The greater unity, and accompanying centralization of control over its banks, also allowed America to confront the financial crisis our flawed regulatory system could not prevent. Banks were bailed out. America, the country that often talks derisively of over-regulated Europe, imposed stress tests on its banks severe enough to make those imposed by Europe’s often-squabbling national authorities seem remarkably unstressful by comparison.

Most important to many Americans and Europeans are the differences in the way our labor markets work. As a general rule, the unemployment rate in America stays well below that of the EU. From 1990 until 2008, the U.S. unemployment rate averaged 5.5 percent, Europe’s 8.4 percent, with the rate in America well below that in Western Europe in every year. More than 50 percent of Spain’s young workers are unemployed; in America that figure is 16 percent.

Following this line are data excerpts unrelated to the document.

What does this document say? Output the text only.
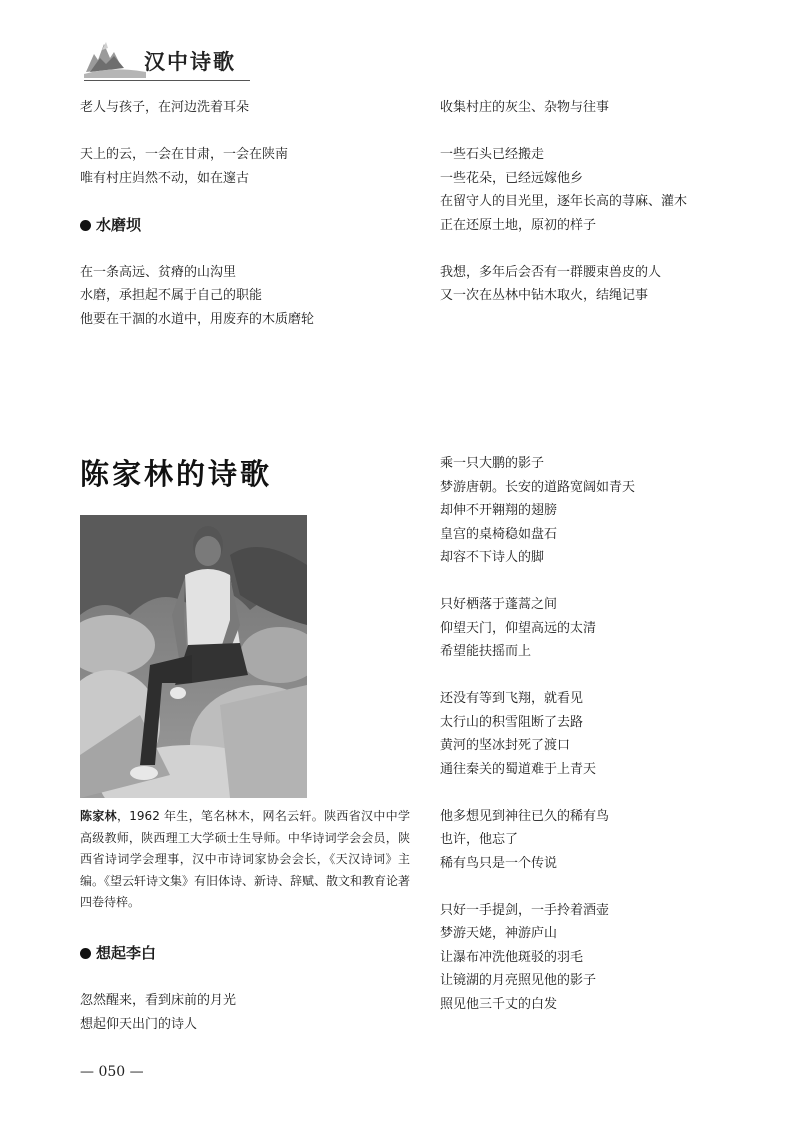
汉中诗歌

老人与孩子，在河边洗着耳朵

天上的云，一会在甘肃，一会在陕南

唯有村庄岿然不动，如在邃古

水磨坝

在一条高远、贫瘠的山沟里

水磨，承担起不属于自己的职能

他要在干涸的水道中，用废弃的木质磨轮

收集村庄的灰尘、杂物与往事

一些石头已经搬走

一些花朵，已经远嫁他乡

在留守人的目光里，逐年长高的荨麻、灌木

正在还原土地，原初的样子

我想，多年后会否有一群腰束兽皮的人

又一次在丛林中钻木取火，结绳记事

陈家林的诗歌
陈家林，1962 年生，笔名林木，网名云轩。陕西省汉中中学高级教师，陕西理工大学硕士生导师。中华诗词学会会员，陕西省诗词学会理事，汉中市诗词家协会会长，《天汉诗词》主编。《望云轩诗文集》有旧体诗、新诗、辞赋、散文和教育论著四卷待梓。

想起李白

忽然醒来，看到床前的月光

想起仰天出门的诗人

乘一只大鹏的影子

梦游唐朝。长安的道路宽阔如青天

却伸不开翱翔的翅膀

皇宫的桌椅稳如盘石

却容不下诗人的脚

只好栖落于蓬蒿之间

仰望天门，仰望高远的太清

希望能扶摇而上

还没有等到飞翔，就看见

太行山的积雪阻断了去路

黄河的坚冰封死了渡口

通往秦关的蜀道难于上青天

他多想见到神往已久的稀有鸟

也许，他忘了

稀有鸟只是一个传说

只好一手提剑，一手拎着酒壶

梦游天姥，神游庐山

让瀑布冲洗他斑驳的羽毛

让镜湖的月亮照见他的影子

照见他三千丈的白发

— 050 —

But there is a trade-off—back to culture and politics. America’s unemployed have a far less generous safety net than do the unemployed in European countries. Americans say that because unemployment is a less unpleasant experience for Europeans, they don’t rush to find a new job; Europeans say that America’s miserly benefits are a defect of its devotion to free markets—“the law of the jungle,” as one leading French politician described it to me—and its flexible wage rates too unnerving to tolerate. Nevertheless, countries such as Italy and Spain are trying to introduce some American-style flexibility into their labor markets by making it easier to fire so that employers will be more willing to hire. The trade unions are opposed, and it is still an open question just how much of the reform programs of such as Italy’s Mario Monte, the unelected technocrat prime minister, will survive the resulting general strikes and, possibly, riots.  Or whether the Greek election next month will produce a government devoted to carrying out the reforms and austerity measures promised in return for the bailouts.   

Finally, Europe has chosen austerity as the path out of recession, while America has chosen borrow-and-spend. Austerity hasn’t quite worked as well as Dr. Angela Merkel thought it would when she wrote the prescription, while borrow-and-spend has arguably contributed to the modest growth in America, as President Obama claims. 

But it is early days. Europe’s cold turkey approach to spending might in the long run produce a healthier body than will America’s continued addiction to debt. True, as John Maynard Keynes pointed out, in the long run we are all dead. But the next generation of Americans won’t be, and it will need all its strength and resourcefulness to scale the debt mountain it will inherit.